Search This Blog


Teaching to my detriment

I’ve been involved with martial arts since 1985 and have always had a striking component to my training.  I started with hard styles of Uechi-Ryu and Shorin-Ryu Karate-Do, but found that I wasn’t training the way I was fighting.  I gravitated to the eclectic Goshin Jitsu which used a boxing and kickboxing framework for their striking which seemed more applicable.  I’ve trained for many years in Jeet Kune Do, which is more of a philosophy than a style as it evolves to what works rather than being a dogmatic method.  I subsequently became interested in Muay Thai and have trained that for over a decade.  The unfortunate side effect of training this long is that eventually you become the senior member of the class.  It is not because I am more skilled or more able that I coach, it is because I’ve been too dumb to quit.

Now that I’m doing muay thai private lessons my technique is under a microscope.  I have bad habits, mostly I assumed from injury and lay off.  In muay thai, the way that you throw kicks or knees is by extending on the base leg.  I don’t do that.  I see people doing it, but I don’t do it.  I teach the extension, but I don’t do it.  Sure I can blame deconditioned leg muscles or poor balance but honestly my legs are stronger now than they have been in years.  Training this week, we figured it out:  It’s a bad habit from teaching.

In order to show that I was using the point of the knee to strike and since on average people are smaller than me, I was pulling my knees and crouching so that I didn’t obliterate half my demo partner’s rib cage.  I look sort of like a toddler being toilet trained who is trying not to pee themselves.  The more you coach, the more you teach, the less you train.  So by demoing it to prove one point, I managed to teach myself wrong.  You can do the extension and rapidity of a knee well, and focus on that by “slapping” them with the distal anterior surface of the thigh rather than trying to drive the bony part of distal femur through their thorax.  Try.  You like.

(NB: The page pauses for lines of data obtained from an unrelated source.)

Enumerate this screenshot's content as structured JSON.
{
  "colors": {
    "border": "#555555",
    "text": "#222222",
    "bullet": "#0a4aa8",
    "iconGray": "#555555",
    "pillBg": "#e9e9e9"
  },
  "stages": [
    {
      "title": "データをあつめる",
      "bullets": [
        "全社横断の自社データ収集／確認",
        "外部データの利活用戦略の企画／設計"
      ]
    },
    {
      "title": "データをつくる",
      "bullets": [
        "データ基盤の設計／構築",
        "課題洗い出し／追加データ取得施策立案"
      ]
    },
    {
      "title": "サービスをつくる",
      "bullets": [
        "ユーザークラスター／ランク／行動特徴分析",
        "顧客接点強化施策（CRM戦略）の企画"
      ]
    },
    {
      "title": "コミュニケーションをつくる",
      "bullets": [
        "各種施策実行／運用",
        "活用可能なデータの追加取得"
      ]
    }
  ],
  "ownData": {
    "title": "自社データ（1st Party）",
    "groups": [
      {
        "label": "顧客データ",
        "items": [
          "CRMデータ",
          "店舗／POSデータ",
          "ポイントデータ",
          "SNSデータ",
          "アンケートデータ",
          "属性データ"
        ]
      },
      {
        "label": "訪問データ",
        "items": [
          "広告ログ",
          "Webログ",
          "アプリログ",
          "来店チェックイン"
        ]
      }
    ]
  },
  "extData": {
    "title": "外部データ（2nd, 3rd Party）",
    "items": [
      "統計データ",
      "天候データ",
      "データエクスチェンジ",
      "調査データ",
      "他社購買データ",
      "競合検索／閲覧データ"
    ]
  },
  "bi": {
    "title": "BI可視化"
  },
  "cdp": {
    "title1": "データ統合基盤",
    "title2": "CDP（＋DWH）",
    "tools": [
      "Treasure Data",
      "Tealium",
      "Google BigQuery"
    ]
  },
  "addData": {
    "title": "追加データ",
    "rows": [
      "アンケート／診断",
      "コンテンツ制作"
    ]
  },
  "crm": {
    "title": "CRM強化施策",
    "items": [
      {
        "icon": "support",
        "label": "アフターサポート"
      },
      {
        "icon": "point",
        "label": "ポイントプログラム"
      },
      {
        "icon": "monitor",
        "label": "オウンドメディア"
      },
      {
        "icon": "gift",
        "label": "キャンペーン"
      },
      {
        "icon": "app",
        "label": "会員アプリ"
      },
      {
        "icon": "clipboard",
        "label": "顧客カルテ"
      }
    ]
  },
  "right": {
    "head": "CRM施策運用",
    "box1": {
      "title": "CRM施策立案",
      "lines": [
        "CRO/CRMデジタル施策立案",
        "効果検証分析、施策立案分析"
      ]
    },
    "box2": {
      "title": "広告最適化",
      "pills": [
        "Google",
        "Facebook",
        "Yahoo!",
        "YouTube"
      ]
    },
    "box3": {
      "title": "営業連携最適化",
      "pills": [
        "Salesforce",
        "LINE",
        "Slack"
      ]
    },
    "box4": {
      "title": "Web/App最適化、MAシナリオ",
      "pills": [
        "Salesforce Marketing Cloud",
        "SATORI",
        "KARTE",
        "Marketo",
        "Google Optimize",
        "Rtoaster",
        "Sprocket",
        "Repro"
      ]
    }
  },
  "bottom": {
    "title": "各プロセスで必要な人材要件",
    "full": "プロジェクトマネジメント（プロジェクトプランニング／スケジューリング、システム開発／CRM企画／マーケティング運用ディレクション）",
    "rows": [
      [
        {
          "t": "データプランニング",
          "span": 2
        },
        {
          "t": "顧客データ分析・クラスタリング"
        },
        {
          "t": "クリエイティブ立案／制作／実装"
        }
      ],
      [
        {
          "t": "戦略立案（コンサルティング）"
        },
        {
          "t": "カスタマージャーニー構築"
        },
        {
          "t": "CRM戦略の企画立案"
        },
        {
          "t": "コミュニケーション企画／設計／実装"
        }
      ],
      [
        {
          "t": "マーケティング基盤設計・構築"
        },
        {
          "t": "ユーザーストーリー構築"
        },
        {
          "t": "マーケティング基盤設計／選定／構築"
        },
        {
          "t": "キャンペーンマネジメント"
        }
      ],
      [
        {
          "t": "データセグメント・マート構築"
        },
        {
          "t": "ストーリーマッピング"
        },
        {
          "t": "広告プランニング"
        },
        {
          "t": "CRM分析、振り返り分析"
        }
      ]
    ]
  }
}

The above point came up when we reviewed material from the Matee seminar a few weeks back.  We review catching the jab, cross, clearing the cross hand and pivot stepping while side clinching to deliver the knee. Alternatively you can slap their rear hand down and let them step into your rear horizontal elbow.

The other (cool) thing we worked on was saving yourself from a caught thai kick.  I threw the rear thai kick rapidly and relaxedly.  As soon as it hit, I rotate the knee outward and recovered.  Next when working with my coach, I threw the kick on Ian, who caught it.  The rotation freed my foot so that I could place it on his torso/hip and push kick away.  You’re not pulling your leg out, you’re freeing it to push your opponent away.